Album Notes
17 tracks recorded at a Hollywood Studio party! The famous originals Sin City, Wheels, and Bon Soir Blues in live versions; and great versions of classic country tunes like She Thinks I Still Care, White Line Fever, Dim lights, Thick Smoke, and Faded Love. There’s even a Chuck Berry medley. Hear your favorite country rockers rock!
“When I joined then A&M licensee BMG/Ariola Records way back in early 1971 I felt that a much better job could be done establishing my favorite Burritos as the most exciting band around. I convinced the label management to do a cheap sampler, picked the tracks and came up with the idea for the poster cover. The original quote from the printers was a mistake, in hindsight the cover was so expensive that the deep-red “Hot Burrito” album should never have seen the light of day! It went gold and the Holland became the FBB’s second homeland. It’s funny that a generation later I got another Red album coming my way, this time with Corazong Records.” – Evert Wilbrink, 2003
Artist's Bio
The 'Red Hot' Burrito Brothers - Mendocino, 1974-76.
The Flying Burrito Brothers helped forge the connection between rock and country, and with their 1969 debut album, The Gilded Palace of Sin, they virtually invented the blueprint for country-rock. The name of the Burrito Brothers is, as Chris Ethridge did put it, "synonymous with the origins of country rock", and like another such band there at the beginning, the Byrds, they have a history that twists incestuously in and out of the Los Angeles country band and studio scene.

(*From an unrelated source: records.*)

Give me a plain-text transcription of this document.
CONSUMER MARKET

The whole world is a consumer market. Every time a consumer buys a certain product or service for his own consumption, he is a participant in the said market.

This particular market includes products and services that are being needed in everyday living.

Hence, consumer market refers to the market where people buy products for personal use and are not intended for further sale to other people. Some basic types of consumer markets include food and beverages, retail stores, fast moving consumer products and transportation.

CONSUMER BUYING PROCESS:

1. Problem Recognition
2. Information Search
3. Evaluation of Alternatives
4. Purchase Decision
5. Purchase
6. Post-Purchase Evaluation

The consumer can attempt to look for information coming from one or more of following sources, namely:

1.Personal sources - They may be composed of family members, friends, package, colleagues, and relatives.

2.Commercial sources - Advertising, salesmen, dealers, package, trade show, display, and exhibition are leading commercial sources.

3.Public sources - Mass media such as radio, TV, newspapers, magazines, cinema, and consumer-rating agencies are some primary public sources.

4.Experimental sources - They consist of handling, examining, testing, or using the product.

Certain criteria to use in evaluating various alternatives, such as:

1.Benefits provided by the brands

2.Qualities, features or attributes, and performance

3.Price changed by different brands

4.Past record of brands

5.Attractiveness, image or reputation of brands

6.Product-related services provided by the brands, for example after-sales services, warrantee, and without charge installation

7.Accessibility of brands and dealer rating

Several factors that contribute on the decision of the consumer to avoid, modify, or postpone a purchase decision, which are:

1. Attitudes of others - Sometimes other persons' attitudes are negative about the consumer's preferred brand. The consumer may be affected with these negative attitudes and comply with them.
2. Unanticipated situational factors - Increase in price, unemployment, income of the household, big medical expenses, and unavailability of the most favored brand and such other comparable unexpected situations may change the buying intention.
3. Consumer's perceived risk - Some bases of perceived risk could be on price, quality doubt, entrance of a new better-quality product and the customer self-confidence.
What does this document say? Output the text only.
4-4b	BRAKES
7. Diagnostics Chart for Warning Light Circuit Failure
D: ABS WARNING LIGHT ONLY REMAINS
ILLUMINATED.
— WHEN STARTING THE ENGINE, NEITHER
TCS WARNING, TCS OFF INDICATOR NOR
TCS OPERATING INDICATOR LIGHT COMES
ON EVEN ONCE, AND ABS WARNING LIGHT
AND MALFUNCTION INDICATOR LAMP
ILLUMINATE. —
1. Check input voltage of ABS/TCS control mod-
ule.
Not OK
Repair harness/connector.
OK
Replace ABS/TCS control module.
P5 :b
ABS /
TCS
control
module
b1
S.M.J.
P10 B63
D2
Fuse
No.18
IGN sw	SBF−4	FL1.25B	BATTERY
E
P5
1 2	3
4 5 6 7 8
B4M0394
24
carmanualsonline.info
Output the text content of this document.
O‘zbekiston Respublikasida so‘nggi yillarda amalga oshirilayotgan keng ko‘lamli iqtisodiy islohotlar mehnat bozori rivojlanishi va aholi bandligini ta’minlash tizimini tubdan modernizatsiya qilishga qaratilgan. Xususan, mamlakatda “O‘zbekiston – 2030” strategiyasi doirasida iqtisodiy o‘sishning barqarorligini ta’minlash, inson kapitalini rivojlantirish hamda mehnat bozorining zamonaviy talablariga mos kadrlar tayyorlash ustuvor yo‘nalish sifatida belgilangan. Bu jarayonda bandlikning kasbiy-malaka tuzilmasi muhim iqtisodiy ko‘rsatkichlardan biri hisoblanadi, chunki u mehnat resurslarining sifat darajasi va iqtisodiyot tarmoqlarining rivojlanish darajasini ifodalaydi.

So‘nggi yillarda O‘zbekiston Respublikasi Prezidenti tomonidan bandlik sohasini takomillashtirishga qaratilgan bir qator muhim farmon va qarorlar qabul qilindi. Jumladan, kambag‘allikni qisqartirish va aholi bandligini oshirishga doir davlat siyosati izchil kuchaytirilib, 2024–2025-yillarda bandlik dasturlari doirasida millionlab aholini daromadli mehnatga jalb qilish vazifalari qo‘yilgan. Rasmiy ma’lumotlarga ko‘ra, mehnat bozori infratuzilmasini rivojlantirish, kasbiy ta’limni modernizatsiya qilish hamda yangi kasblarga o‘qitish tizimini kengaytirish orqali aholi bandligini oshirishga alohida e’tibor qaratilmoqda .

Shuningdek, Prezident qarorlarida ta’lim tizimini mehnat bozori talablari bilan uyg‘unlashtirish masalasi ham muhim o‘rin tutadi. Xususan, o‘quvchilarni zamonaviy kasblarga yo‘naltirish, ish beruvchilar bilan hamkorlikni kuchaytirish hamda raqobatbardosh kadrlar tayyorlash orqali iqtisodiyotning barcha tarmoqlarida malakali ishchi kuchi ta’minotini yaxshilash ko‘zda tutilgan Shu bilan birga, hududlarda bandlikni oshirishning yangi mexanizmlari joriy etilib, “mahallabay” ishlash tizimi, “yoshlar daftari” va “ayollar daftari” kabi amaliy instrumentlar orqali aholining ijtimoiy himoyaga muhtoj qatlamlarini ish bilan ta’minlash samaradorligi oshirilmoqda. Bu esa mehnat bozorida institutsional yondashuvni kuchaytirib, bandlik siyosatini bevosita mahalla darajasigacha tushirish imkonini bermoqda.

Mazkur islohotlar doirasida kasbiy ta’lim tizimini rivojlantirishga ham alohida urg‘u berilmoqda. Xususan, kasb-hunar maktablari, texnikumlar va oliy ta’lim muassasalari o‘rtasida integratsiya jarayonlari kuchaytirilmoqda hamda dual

The first Burritos band was founded by Chris Hillman and Gram Parsons, both of whom broke away from the Byrds. Their band included Ethridge and Pete Kleinow, plus John Corneal. Hillman went on to greater fame with Steve Stills' Manassas and with the Souther-Hillman-Furay Band. Over the course of the years the band went through various personnel changes and included at times Bernie Leadon, now with the Eagles; Rick Roberts, who left to play with Steve Stills; and Al Perkins and Byron Berline, who travelled with a lattter-day assemblage of the band, and later as Country Gazette, to Europe.
The Burritos' name was in limbo for a couple of years but was resurrected in '74 by two of the original members, Chris Ethridge (bass) and 'Sneaky' Pete (pedal steel) along with ex-Byrd Gene Parsons (drums), Joel Scott Hill (guitar and vocals) and Gib Guilbeau (fiddle).